Journalist Sabrina Rubin Erdely’s story was published on Nov. 19 and in it, a woman named Jackie claimed that she was gang raped. Jackie said that she was attacked at the Phi Kappa Psi fraternity house in fall 2012. The story noted that sexual assaults at UVA often go unreported and the university scrambled to start an investigation after it was published.
However, as USA Today points out, media critics noticed a few holes in the story, including no quotes from the men Jackie claimed attacked her.
In today’s open letter to readers, managing editor Will Dana wrote that Erdely made a deal with Jackie to not contact any of her alleged attackers. Since Jackie had told her friends and rape activists about the attack, and was open about it in campus forums, no red flags went off among the Rolling Stone editors or fact checkers.
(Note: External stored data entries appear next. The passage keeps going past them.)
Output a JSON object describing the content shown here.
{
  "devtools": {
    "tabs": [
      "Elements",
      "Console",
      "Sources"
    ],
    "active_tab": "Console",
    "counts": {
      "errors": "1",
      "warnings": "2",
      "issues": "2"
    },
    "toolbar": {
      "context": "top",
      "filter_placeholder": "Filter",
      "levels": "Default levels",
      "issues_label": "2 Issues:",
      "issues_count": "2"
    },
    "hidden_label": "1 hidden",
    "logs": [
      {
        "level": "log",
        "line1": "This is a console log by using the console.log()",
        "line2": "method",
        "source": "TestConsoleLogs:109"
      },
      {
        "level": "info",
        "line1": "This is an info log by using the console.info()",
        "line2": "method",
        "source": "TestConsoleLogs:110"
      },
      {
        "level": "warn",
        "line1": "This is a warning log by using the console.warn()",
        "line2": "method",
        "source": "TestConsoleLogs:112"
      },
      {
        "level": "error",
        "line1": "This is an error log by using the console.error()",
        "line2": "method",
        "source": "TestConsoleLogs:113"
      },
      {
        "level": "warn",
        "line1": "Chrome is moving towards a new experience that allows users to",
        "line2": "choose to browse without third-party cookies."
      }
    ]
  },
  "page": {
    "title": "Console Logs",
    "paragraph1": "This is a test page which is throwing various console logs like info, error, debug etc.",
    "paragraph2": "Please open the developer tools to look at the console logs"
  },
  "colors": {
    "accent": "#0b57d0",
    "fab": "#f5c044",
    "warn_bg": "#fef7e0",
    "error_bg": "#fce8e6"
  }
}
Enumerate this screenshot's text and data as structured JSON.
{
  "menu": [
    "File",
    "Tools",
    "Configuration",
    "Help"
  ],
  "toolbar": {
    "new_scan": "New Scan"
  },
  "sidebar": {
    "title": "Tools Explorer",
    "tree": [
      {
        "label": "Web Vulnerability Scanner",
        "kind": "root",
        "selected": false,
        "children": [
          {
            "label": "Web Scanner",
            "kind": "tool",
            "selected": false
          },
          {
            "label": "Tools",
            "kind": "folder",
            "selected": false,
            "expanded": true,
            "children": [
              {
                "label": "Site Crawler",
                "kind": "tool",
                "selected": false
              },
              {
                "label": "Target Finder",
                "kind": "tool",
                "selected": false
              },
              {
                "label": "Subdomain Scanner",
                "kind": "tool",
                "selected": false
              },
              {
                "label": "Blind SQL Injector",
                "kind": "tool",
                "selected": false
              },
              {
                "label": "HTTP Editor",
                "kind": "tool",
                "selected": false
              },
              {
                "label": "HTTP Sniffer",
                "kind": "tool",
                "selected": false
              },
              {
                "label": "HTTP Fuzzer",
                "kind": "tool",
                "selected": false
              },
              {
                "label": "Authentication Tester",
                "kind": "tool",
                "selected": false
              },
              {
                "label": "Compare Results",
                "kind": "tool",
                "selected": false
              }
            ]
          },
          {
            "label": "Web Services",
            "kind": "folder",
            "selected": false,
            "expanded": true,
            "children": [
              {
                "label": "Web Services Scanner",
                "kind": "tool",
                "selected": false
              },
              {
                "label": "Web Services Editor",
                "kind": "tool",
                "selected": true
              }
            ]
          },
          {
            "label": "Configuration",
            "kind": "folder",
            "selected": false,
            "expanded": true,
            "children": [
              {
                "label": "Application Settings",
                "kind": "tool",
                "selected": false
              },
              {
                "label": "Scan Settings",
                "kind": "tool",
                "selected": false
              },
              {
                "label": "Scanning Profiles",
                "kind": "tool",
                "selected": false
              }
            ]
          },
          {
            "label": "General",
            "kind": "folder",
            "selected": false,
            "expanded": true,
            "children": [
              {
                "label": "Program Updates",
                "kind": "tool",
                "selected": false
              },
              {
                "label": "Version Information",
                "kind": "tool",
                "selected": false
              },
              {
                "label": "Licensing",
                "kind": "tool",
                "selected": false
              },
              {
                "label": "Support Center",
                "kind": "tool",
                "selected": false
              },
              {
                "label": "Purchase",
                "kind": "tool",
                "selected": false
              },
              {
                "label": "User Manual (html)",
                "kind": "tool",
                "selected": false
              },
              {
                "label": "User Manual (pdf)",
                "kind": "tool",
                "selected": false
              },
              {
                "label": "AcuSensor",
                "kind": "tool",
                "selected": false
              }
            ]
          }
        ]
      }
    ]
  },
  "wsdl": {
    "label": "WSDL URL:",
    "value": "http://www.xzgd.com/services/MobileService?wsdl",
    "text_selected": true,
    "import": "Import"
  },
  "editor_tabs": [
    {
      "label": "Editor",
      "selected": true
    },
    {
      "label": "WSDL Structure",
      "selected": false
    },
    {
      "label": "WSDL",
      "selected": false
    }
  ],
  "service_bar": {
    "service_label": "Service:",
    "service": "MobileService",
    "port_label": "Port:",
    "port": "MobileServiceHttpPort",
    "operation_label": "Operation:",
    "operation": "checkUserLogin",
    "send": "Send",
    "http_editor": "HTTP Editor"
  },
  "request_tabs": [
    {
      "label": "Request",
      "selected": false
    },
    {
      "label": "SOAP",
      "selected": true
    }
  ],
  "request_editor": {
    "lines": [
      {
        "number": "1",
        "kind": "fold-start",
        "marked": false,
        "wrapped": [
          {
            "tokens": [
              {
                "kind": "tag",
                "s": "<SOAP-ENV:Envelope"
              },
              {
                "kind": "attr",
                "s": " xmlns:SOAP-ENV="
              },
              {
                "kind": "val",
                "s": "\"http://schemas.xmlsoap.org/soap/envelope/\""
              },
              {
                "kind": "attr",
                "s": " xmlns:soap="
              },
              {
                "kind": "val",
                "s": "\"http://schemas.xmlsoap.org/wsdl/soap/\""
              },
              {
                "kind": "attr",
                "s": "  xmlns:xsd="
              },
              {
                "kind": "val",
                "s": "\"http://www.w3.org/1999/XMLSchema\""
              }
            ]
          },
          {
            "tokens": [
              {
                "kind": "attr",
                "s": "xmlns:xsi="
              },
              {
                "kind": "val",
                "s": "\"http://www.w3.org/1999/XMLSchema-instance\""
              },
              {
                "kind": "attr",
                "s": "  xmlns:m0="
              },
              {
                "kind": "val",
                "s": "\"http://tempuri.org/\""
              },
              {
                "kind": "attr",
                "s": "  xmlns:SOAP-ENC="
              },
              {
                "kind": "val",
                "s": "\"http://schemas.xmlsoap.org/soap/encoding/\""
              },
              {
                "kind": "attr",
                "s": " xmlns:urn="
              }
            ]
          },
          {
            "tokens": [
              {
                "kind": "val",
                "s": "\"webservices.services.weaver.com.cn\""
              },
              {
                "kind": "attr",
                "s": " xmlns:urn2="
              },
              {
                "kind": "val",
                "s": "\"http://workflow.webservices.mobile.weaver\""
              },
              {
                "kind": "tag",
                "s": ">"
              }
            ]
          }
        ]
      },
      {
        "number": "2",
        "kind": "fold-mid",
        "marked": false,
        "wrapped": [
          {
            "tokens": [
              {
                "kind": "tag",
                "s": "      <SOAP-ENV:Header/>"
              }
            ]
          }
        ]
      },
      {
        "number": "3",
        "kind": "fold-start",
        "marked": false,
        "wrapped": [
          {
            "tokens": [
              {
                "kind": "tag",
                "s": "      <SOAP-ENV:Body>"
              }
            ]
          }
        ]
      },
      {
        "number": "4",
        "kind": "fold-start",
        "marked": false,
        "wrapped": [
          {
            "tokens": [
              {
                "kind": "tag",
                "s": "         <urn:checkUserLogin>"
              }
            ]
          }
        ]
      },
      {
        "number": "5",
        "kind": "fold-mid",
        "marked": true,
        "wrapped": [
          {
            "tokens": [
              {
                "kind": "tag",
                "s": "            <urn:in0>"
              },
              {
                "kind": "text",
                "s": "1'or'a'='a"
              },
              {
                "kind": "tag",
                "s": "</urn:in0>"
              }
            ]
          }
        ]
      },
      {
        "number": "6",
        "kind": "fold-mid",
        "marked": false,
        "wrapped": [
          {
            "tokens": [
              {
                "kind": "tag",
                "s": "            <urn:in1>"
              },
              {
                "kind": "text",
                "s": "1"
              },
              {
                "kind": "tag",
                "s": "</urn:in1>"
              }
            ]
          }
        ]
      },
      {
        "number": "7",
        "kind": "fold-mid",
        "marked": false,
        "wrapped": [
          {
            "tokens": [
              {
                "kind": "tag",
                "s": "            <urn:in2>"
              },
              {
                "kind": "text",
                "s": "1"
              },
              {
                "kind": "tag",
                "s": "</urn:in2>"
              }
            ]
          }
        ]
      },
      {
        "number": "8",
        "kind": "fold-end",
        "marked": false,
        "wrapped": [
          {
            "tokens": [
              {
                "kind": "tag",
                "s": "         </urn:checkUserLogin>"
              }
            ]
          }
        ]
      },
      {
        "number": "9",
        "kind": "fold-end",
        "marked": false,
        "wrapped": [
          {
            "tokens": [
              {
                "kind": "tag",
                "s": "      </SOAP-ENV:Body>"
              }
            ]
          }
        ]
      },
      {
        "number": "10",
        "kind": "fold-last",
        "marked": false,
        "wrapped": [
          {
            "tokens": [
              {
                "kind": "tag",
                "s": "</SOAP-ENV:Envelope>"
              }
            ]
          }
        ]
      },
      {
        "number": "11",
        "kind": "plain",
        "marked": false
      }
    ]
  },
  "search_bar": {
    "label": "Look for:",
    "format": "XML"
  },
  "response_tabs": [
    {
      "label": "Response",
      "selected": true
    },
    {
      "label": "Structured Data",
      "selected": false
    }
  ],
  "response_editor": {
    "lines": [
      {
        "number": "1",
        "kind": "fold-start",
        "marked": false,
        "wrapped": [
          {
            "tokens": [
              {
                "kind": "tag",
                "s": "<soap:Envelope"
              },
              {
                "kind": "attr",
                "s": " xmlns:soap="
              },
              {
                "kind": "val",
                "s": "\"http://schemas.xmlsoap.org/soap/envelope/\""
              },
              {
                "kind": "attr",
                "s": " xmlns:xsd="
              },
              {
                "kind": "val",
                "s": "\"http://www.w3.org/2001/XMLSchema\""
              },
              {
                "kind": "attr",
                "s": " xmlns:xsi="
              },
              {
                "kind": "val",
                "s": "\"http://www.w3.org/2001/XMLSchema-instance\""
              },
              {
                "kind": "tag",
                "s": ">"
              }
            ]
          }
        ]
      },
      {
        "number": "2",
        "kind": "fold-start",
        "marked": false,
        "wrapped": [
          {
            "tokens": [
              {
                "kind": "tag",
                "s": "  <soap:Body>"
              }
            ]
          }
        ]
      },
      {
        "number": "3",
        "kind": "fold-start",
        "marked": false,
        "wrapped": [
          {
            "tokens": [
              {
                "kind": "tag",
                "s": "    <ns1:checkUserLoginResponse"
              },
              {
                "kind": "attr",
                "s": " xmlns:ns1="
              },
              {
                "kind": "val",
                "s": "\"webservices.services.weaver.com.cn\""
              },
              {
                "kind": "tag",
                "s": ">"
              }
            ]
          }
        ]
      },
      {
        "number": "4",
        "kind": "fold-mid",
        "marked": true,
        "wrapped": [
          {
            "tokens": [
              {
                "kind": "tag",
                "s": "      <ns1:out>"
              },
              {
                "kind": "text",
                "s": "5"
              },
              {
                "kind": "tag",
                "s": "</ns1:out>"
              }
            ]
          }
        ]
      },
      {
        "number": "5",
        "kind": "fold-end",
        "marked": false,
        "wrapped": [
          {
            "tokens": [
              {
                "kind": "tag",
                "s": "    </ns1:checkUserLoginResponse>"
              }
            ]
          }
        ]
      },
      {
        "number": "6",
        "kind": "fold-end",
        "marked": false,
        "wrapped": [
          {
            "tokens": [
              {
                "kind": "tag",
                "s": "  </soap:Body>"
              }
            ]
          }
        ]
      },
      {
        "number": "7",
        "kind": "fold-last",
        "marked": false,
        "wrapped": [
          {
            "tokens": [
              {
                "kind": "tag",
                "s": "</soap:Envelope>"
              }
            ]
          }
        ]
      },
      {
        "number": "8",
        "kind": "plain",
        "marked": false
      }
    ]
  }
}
“In the months Erdely spent reporting the story, Jackie neither said nor did anything that made Erdely, or Rolling Stone's editors and fact-checkers, question Jackie's credibility,” Dana wrote.
Dana concluded that, “In the face of new information, there now appear to be discrepancies in Jackie's account, and we have come to the conclusion that our trust in her was misplaced. We were trying to be sensitive to the unfair shame and humiliation many women feel after a sexual assault and now regret the decision to not contact the alleged assaulters to get their account. We are taking this seriously and apologize to anyone who was affected by the story.”
The UVA chapter of Phi Kappa Psi said in a statement Friday that they had “no knowledge of these alleged acts being committed at our house or by our members.”
There were two other major holes in Jackie’s story. Erdely’s story said that one of the alleged attackers, Drew, was a lifeguard in fall 2012. However, the aquatic center had no record of anyone by that name working there at the time.
In addition, Jackie said that the attack took place during the fourth weekend of the school year. But the fraternity didn’t have any social events scheduled at that time.